Monday, November 19, 2012

Direct control of firing rate gain by dendritic shunting inhibition.

Capaday, C. Van Vreeswijk, C. (2006) Direct control of firing rate gain by dendritic shunting inhibition. Journal of Integrative Neuroscience 5(2): 199-222.

Ok, crap. Just skimming over this paper he basically gets to the same model that I have in the local-bend system. Ugh, I knew someone must have done this. We shall see what he came up with. He makes his compartments dendrite and soma - which are equivalent to my soma and axon respectively. I've never heard of this journal, and this paper is only cited by one other paper in pubmed, and that paper is something completely different.

Intro has a nice review of all the noise papers. Holt & Koch, Chance et al, Mitchel & Silver, Prescott and De Koninck. There are slight differences in the noise mechanism across these papers.

"soma acts as an IF neuron attached, by a coupling conductance, to a passive dendritic compartment."

He is taking into account the current from the action-potential, which is normally neglected. He makes Ispike like a delta function with some integral S. Then he derives a way of incorporating the spike current as a value for the reset. So then he just jumps to his alpha-motor neuron model, where he adds in some more conductances - an AHP, and a K.

He then analytically derives the IFR in the two-compartment model. Its quite complicated. But then he gets to the firing rate being:
R=1/C_S(V_T-V_r) * (I_S + g_C/(g_C+g_D)I_D)
R is firing rate, C_S soma capacitance, V_T threshold, V_r reset, I_S current injected into soma (axon, for mine), I_D is current injected into dendrite (soma, for mine). g_C is coupling conductance, g_D is the approximate conductance of the dendrite. He then derives, similarly to mine, how Holt & Koch works, and how you can get division if current is injected in dendrite and shunting is in dendrite.

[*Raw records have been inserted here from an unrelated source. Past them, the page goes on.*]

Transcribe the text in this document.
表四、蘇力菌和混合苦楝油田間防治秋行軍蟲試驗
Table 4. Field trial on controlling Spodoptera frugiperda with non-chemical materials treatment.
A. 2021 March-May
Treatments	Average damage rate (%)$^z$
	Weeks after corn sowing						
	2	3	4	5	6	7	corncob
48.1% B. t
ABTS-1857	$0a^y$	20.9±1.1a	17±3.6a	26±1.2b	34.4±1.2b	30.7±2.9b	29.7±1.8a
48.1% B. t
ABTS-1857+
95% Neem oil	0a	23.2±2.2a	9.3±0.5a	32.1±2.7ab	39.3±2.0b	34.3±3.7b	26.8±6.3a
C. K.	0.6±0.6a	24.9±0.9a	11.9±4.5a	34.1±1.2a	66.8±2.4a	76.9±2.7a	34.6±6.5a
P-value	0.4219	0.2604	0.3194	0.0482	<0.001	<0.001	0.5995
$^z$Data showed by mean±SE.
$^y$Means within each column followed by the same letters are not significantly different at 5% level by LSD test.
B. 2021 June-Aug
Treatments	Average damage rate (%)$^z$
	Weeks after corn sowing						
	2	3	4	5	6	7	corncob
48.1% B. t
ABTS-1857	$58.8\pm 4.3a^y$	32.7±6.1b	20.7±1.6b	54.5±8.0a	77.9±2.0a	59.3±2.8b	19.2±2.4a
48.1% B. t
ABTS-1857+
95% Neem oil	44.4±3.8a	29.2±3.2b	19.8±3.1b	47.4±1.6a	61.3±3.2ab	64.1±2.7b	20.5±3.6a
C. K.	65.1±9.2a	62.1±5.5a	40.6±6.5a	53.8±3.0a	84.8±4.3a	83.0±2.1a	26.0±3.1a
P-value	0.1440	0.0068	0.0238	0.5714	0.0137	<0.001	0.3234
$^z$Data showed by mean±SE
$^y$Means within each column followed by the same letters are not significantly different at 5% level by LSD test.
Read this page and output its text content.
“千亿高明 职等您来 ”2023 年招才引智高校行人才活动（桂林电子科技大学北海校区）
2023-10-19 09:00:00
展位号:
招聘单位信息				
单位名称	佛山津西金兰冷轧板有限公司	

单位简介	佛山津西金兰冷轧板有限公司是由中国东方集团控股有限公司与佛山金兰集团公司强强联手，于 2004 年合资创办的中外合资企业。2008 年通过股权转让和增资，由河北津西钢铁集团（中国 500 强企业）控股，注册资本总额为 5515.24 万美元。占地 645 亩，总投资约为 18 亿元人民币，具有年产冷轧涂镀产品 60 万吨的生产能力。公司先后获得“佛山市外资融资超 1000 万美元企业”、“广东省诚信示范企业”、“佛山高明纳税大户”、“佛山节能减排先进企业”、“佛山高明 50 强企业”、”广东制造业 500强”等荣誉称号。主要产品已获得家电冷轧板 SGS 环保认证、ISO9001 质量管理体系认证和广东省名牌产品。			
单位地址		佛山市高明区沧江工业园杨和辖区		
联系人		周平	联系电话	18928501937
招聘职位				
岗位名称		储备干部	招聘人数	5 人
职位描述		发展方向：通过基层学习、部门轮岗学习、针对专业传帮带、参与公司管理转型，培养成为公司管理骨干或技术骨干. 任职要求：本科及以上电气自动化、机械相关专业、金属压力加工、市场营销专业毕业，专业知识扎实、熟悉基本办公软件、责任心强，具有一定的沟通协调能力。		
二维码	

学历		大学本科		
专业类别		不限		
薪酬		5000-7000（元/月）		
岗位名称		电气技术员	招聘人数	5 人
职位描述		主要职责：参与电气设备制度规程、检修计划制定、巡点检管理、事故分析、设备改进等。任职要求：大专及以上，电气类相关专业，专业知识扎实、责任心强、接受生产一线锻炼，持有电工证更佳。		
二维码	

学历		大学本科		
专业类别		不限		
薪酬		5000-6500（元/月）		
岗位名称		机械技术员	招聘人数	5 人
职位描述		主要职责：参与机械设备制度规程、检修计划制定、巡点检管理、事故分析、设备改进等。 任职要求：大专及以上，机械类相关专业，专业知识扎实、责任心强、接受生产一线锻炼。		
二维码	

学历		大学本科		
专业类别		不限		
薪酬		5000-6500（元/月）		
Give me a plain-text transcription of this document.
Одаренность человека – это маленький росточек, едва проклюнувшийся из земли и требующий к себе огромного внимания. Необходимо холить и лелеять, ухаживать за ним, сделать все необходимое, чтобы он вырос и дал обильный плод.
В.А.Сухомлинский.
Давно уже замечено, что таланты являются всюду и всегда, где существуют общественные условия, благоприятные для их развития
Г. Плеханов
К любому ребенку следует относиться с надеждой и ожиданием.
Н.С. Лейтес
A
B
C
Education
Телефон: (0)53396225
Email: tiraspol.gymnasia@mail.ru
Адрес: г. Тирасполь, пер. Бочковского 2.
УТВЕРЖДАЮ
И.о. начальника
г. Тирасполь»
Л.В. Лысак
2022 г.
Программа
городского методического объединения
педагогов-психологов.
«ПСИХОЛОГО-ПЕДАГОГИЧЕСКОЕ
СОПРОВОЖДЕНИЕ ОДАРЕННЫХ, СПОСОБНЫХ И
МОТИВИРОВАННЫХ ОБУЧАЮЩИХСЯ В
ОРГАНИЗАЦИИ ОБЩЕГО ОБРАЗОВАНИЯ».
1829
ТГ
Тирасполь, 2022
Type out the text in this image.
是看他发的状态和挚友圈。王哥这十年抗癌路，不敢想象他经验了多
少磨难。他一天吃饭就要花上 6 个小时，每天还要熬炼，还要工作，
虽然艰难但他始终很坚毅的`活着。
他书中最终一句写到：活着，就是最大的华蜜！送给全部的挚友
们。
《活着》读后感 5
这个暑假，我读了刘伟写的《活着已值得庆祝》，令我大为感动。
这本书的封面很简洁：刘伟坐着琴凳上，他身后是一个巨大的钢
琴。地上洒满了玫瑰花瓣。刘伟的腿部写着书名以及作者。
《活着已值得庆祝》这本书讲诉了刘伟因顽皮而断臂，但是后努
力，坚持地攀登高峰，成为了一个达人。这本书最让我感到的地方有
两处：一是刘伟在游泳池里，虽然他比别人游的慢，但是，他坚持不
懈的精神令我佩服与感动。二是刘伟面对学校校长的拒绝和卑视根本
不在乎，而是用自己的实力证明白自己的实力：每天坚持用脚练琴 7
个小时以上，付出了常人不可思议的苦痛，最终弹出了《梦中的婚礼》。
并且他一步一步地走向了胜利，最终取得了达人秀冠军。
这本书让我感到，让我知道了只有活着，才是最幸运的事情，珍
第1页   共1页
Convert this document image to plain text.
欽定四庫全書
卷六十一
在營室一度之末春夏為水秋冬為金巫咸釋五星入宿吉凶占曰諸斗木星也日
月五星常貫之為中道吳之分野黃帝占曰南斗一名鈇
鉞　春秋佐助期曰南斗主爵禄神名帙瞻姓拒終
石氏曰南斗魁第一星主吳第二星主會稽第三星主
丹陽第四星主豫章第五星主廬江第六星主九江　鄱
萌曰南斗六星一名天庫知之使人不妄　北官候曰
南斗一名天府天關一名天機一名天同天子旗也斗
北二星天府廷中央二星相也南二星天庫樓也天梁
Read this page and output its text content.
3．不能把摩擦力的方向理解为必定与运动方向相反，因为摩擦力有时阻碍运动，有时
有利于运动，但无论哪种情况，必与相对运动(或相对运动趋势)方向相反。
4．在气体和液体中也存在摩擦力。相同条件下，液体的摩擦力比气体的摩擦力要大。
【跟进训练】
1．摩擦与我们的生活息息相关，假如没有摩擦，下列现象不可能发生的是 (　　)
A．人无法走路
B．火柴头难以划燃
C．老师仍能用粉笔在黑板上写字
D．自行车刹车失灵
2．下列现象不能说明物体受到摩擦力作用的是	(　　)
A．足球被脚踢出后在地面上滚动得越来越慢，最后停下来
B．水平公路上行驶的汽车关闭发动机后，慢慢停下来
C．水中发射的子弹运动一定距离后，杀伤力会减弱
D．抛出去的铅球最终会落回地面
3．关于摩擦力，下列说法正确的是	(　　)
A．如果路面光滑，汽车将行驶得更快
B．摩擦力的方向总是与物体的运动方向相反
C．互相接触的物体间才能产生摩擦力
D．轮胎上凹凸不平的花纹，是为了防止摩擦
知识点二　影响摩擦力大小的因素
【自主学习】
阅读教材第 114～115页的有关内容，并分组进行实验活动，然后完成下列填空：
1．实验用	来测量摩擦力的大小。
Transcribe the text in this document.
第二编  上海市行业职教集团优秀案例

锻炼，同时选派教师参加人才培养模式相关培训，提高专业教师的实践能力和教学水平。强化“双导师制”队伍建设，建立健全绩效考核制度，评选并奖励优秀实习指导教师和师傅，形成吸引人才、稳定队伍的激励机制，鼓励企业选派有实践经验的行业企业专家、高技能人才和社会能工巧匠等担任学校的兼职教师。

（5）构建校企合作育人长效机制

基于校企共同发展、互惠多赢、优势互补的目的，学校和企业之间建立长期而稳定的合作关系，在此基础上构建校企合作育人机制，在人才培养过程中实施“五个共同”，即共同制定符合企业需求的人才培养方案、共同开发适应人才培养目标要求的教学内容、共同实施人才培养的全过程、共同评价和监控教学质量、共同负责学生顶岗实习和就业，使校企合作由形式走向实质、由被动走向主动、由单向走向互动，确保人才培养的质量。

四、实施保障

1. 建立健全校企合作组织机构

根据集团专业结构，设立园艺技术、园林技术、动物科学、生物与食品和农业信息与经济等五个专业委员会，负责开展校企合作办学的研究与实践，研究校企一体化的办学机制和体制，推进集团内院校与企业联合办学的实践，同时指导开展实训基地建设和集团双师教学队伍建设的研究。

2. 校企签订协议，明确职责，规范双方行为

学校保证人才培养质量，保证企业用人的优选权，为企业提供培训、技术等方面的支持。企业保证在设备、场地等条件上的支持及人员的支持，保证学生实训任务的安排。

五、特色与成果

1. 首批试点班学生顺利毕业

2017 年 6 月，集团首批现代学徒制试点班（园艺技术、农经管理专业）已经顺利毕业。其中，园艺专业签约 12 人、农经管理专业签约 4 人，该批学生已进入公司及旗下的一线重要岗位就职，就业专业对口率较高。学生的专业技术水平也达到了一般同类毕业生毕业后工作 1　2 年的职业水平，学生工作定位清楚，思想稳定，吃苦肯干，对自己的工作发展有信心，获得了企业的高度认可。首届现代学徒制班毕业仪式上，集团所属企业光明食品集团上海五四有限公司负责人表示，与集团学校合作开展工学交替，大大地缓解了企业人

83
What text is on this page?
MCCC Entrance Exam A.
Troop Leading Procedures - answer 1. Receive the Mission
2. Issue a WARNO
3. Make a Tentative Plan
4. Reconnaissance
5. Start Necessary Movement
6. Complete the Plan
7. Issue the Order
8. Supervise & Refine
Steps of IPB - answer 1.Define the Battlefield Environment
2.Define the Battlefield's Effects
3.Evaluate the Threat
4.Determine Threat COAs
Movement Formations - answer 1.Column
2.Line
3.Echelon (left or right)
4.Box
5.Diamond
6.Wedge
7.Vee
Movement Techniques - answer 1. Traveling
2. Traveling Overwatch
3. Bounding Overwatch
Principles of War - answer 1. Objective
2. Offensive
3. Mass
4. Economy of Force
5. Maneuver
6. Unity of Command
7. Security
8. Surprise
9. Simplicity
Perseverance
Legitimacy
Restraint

So, A is just like Holt & Koch (with a passive dendrite attached). B is just an IF and you slightly increase the conductance through the dendrite to ground. C is equivalent to A, just the current is going through an extra resistor. D is the gain-control type.

He next is considering synaptic conductances instead of currents. He talks about the upper-limit when soma shunting prevents the neuron from firing at all - due to the Voltage saturation and the excitatory reversal potential. 

"The observation emphasizes that it is the net current reaching the SIZ at the soma which determines firing rate." ala my figure 5B. 

So, yes, basically the same. He doesn't catch the trick of changing the reset potential such that the zero-crossing is the same and thus you get pure scaling. And in general I think the seperation of soma and axon is better than like dendrite and soma. All the conductance stuff he talks about is the same as what happened with my model, I just ignored it because of the complicated properties of the conductance curves - it was hard to make something work based on those functions. And acting like the dendrite is one-compartment and can actually saturate seems unlikely anyway, and currents summing from dendrites is more appropriate.